Yup, it's this time of the year again. Castlefest is over, though only the festival. Everything else that came with it - friends, emotions, light and life - are things we keep carrying with us.
Castlefest is not just a festival. It's one huge pagan gathering, in a tiny country in the world. There, together, we bring traces of the old ways and ancient brotherhoods back into a modern world. Like daimonie beautifully said, Castlefest is the home of a pagan revival-movement.
Last year that's where I met my new friends and family and it seems our bond has grown stronger with every time we came together. Especially after this weekend, I believe the bonds of our friendship have grown even stronger still. We all stood together as one - arm in arm did we celebrate the good times and we supported each other in moments of sadness. Each of us have also grown closer to particular friends I believe, even though we didn't really get to know each other that much better... Castlefest - festival of friends.
On thursday I arrived on the campingsite with my friends Gilian, Bibiche, Nick and Christ, to join the rest of our brotherhood, who had already arrived there after their lughnasadh pilgrimige. We sat together, laughed a damn lot (so much that eventually I couldn't even stand up straight anymore ) and then unpacked our stuff.
Friday, we grabbed our bikes and went to the festival terrain together (count like 30 people). There we found our usual hang-out spot in the grass near the main stage and then went to do our own thing. We walked through the markets, watched the wonderful bands playing and basically had a great time. On that day, I got a ring from my good friend Linda, my first real ring ever! It's a silver broad ring with a rune charm carved in it. I've never worn rings before really, because they always bugged me. This ring though, doesn't bother me at all, but on the contrary: I actually miss it when I'm not wearing it!
I also bought the most lovely little dress that I wore the rest of the weekend, just because it was damn cool.
On saturday, we were so damn glad to finally see the band Valravn again! Damn, how much we looked out for that and they were as awesome as ever. This is also the day when we put our sacrefices into the Wickerbeast's belly. I had written a letter with my frustrations and prayed for the ashes of my pain to be swept away, and for my dreams to be lifted into the universe and rain down on me. On this moment, Sietse was there to support me. At night, our brotherhood gathered at the Beast for the sacrefice of our banner - we held it together and walked through the terrain, singing "The River is Flowing", before returning to the beast and offering it.

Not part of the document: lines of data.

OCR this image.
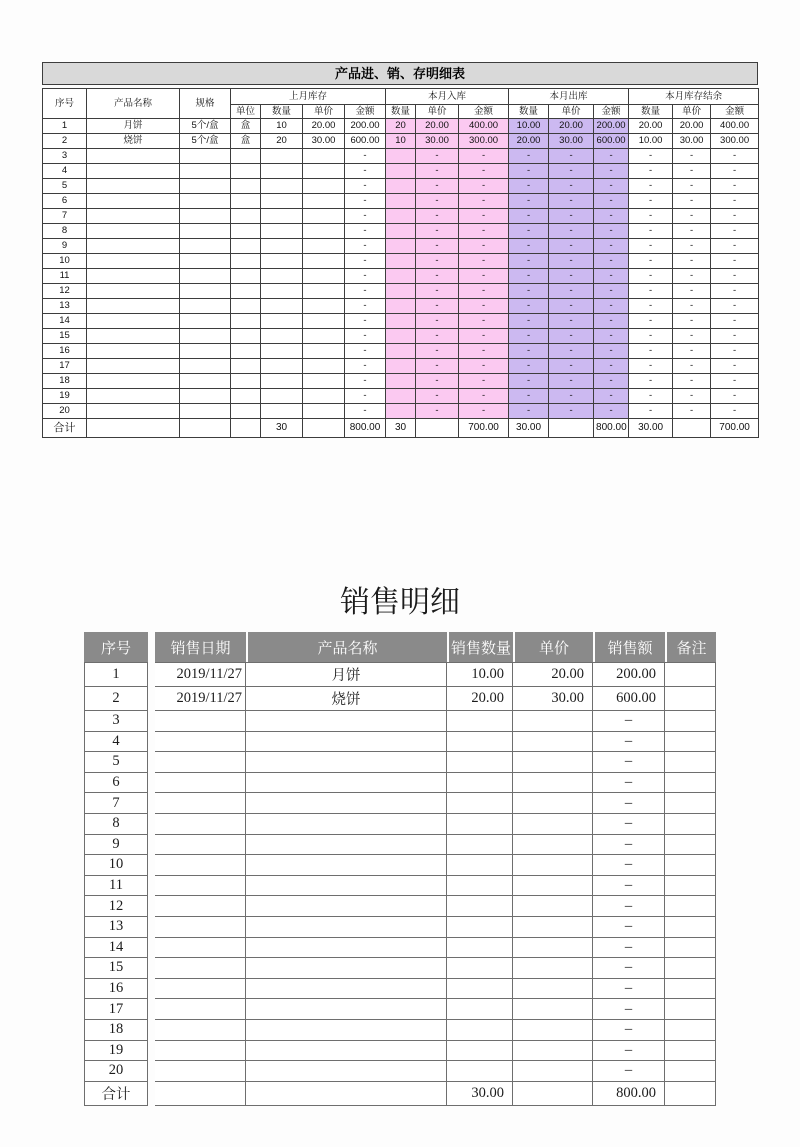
产品进、销、存明细表
序号	产品名称	规格	上月库存				本月入库			本月出库			本月库存结余		
			单位	数量	单价	金额	数量	单价	金额	数量	单价	金额	数量	单价	金额
1	月饼	5个/盒	盒	10	20.00	200.00	20	20.00	400.00	10.00	20.00	200.00	20.00	20.00	400.00
2	烧饼	5个/盒	盒	20	30.00	600.00	10	30.00	300.00	20.00	30.00	600.00	10.00	30.00	300.00
3						-		-	-	-	-	-	-	-	-
4						-		-	-	-	-	-	-	-	-
5						-		-	-	-	-	-	-	-	-
6						-		-	-	-	-	-	-	-	-
7						-		-	-	-	-	-	-	-	-
8						-		-	-	-	-	-	-	-	-
9						-		-	-	-	-	-	-	-	-
10						-		-	-	-	-	-	-	-	-
11						-		-	-	-	-	-	-	-	-
12						-		-	-	-	-	-	-	-	-
13						-		-	-	-	-	-	-	-	-
14						-		-	-	-	-	-	-	-	-
15						-		-	-	-	-	-	-	-	-
16						-		-	-	-	-	-	-	-	-
17						-		-	-	-	-	-	-	-	-
18						-		-	-	-	-	-	-	-	-
19						-		-	-	-	-	-	-	-	-
20						-		-	-	-	-	-	-	-	-
合计				30		800.00	30		700.00	30.00		800.00	30.00		700.00
销售明细
序号		销售日期	产品名称	销售数量	单价	销售额	备注
1		2019/11/27	月饼	10.00	20.00	200.00	
2		2019/11/27	烧饼	20.00	30.00	600.00	
3						–	
4						–	
5						–	
6						–	
7						–	
8						–	
9						–	
10						–	
11						–	
12						–	
13						–	
14						–	
15						–	
16						–	
17						–	
18						–	
19						–	
20						–	
合计				30.00		800.00	
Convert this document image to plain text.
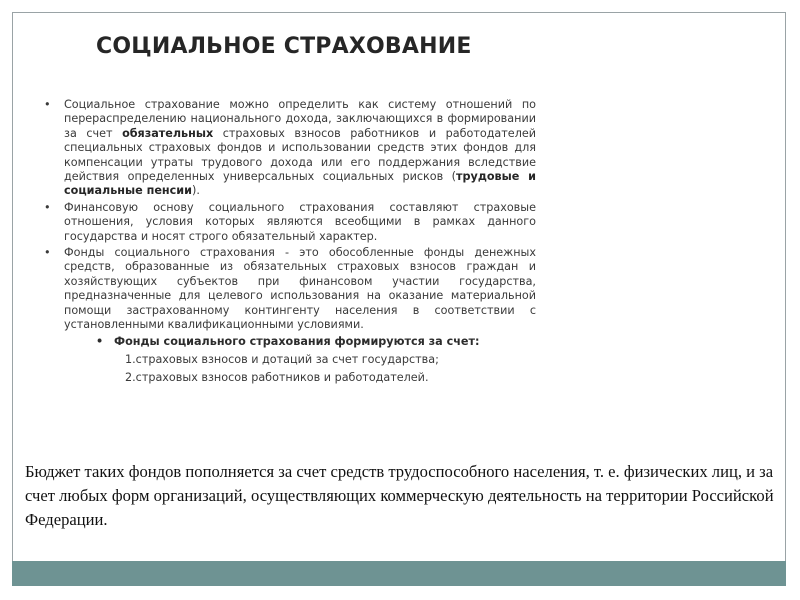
СОЦИАЛЬНОЕ СТРАХОВАНИЕ

• Социальное страхование можно определить как систему отношений по перераспределению национального дохода, заключающихся в формировании за счет обязательных страховых взносов работников и работодателей специальных страховых фондов и использовании средств этих фондов для компенсации утраты трудового дохода или его поддержания вследствие действия определенных универсальных социальных рисков (трудовые и социальные пенсии).

• Финансовую основу социального страхования составляют страховые отношения, условия которых являются всеобщими в рамках данного государства и носят строго обязательный характер.

• Фонды социального страхования - это обособленные фонды денежных средств, образованные из обязательных страховых взносов граждан и хозяйствующих субъектов при финансовом участии государства, предназначенные для целевого использования на оказание материальной помощи застрахованному контингенту населения в соответствии с установленными квалификационными условиями.

• Фонды социального страхования формируются за счет:
1.страховых взносов и дотаций за счет государства;
2.страховых взносов работников и работодателей.
Бюджет таких фондов пополняется за счет средств трудоспособного населения, т. е. физических лиц, и за счет любых форм организаций, осуществляющих коммерческую деятельность на территории Российской Федерации.
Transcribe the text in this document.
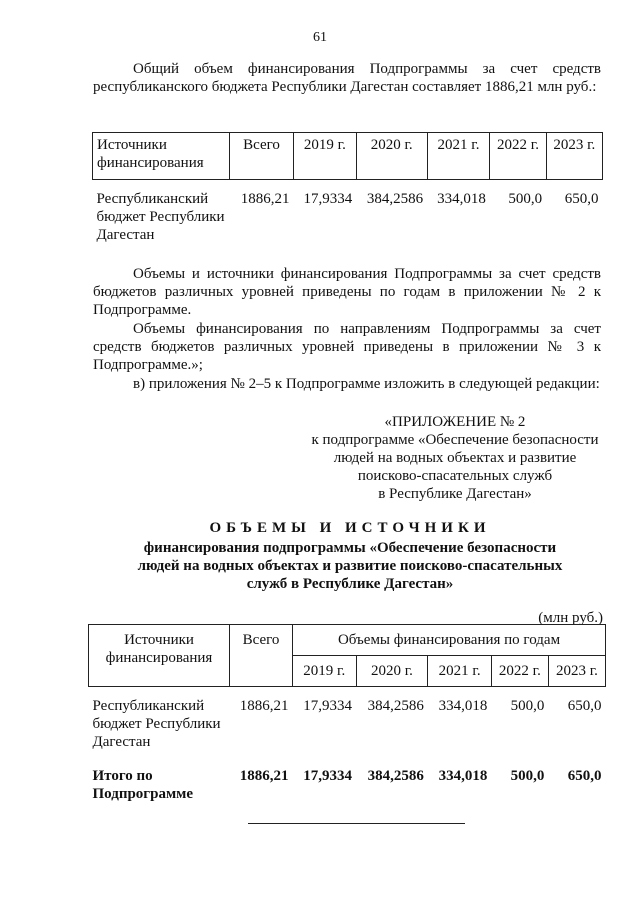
61
Общий объем финансирования Подпрограммы за счет средств республиканского бюджета Республики Дагестан составляет 1886,21 млн руб.:
Источники финансирования	Всего	2019 г.	2020 г.	2021 г.	2022 г.	2023 г.
Республиканский бюджет Республики Дагестан	1886,21	17,9334	384,2586	334,018	500,0	650,0
Объемы и источники финансирования Подпрограммы за счет средств бюджетов различных уровней приведены по годам в приложении № 2 к Подпрограмме.
Объемы финансирования по направлениям Подпрограммы за счет средств бюджетов различных уровней приведены в приложении № 3 к Подпрограмме.»;
в) приложения № 2–5 к Подпрограмме изложить в следующей редакции:
«ПРИЛОЖЕНИЕ № 2
к подпрограмме «Обеспечение безопасности
людей на водных объектах и развитие
поисково-спасательных служб
в Республике Дагестан»
ОБЪЕМЫ И ИСТОЧНИКИ
финансирования подпрограммы «Обеспечение безопасности
людей на водных объектах и развитие поисково-спасательных
служб в Республике Дагестан»
(млн руб.)
Источники финансирования	Всего	Объемы финансирования по годам				
		2019 г.	2020 г.	2021 г.	2022 г.	2023 г.
Республиканский бюджет Республики Дагестан	1886,21	17,9334	384,2586	334,018	500,0	650,0
Итого по Подпрограмме	1886,21	17,9334	384,2586	334,018	500,0	650,0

The Wickerbeast ritual at night was simply too beautiful, we stood at the front with a group singing as loudly as we could, as Omnia played Auto Luonto while they sat the Wickerbeast on fire. We sang together with Old Man Tree and that's when I wished we'd be together for as long as possible, if not forever.
Sunday started as quiet and rainy day, though it cleared in the afternoon when the crowd came in. I had bought a little bottle shaped like a turtle with a cork in it, that was actually a small necklace. Then I noticed my friends all had one too and they had put ashes of the wickerbeast in it. I thought it was a really cool idea, but I had my doubts of whether I, personally, should do it too.. Since the ashes of my letter were supposed to be swept away by the wind. I decided to try it anyway and there suddenly it went wrong. After having a conversation with my friends about a subject that fell too hard on me, I suddenly went completely downhill.. As quiet as my head was before, it became a total chaos again and my belief was totally broken, I couldn't even enjoy Omnia anymore because I was too absent. Then Gilian said that I could still spread the ashes personally and that's what I eventually did, with him by his said. As I spread the ashes of the creek near the terrain, I prayed for a phoenix to arise from the ashes - a phoenix of life and light. After that moment, everything went back to normal and better. I noticed my bond with Gilian had grown stronger after that.
After this last day of Castlefest, we went to the beach with a group where we said our goodbyes to the sea, to Castlefest. We wrote our prayers, names and thoughts in the sand as the tide came in, to let the sea take them along. There we sang Old Man Tree together, and just enjoyed each other's company, and that of the sea... Then we waved our goodbyes and went back to the campingsite.
The next morning, yesterday morning, it was time to say goodbye to each other again. Which is never easy, but this time it was simply painful. But at the same time, we all slowly realized that we were very happy, in spite of everything each of us is going through. I promised myself I wouldn't cry when I said a dozen of goodbyes to Nina, but eventually in the train when Gilian started singing Caledonia, my first real tear came out. At home, when my father played Old Man Tree on his radio, I started crying for real, which last till I finally went to bed... But you know, I don't think I cried just because I was sad about having to leave my friends again... but I think I cried more because I am happy - happy that I have those friends, no matter where I would go. Our brotherhood is not decided by distance, after all.
Dear Tuatha de Lugh, our brotherhood, it's been a year since you became my family. And therefore, happy anniversary! I never dared dreaming I would be a part of a group as special as you guys, I love you very much, my pagan brothers and sisters.
Castlefest - festival of brotherhood.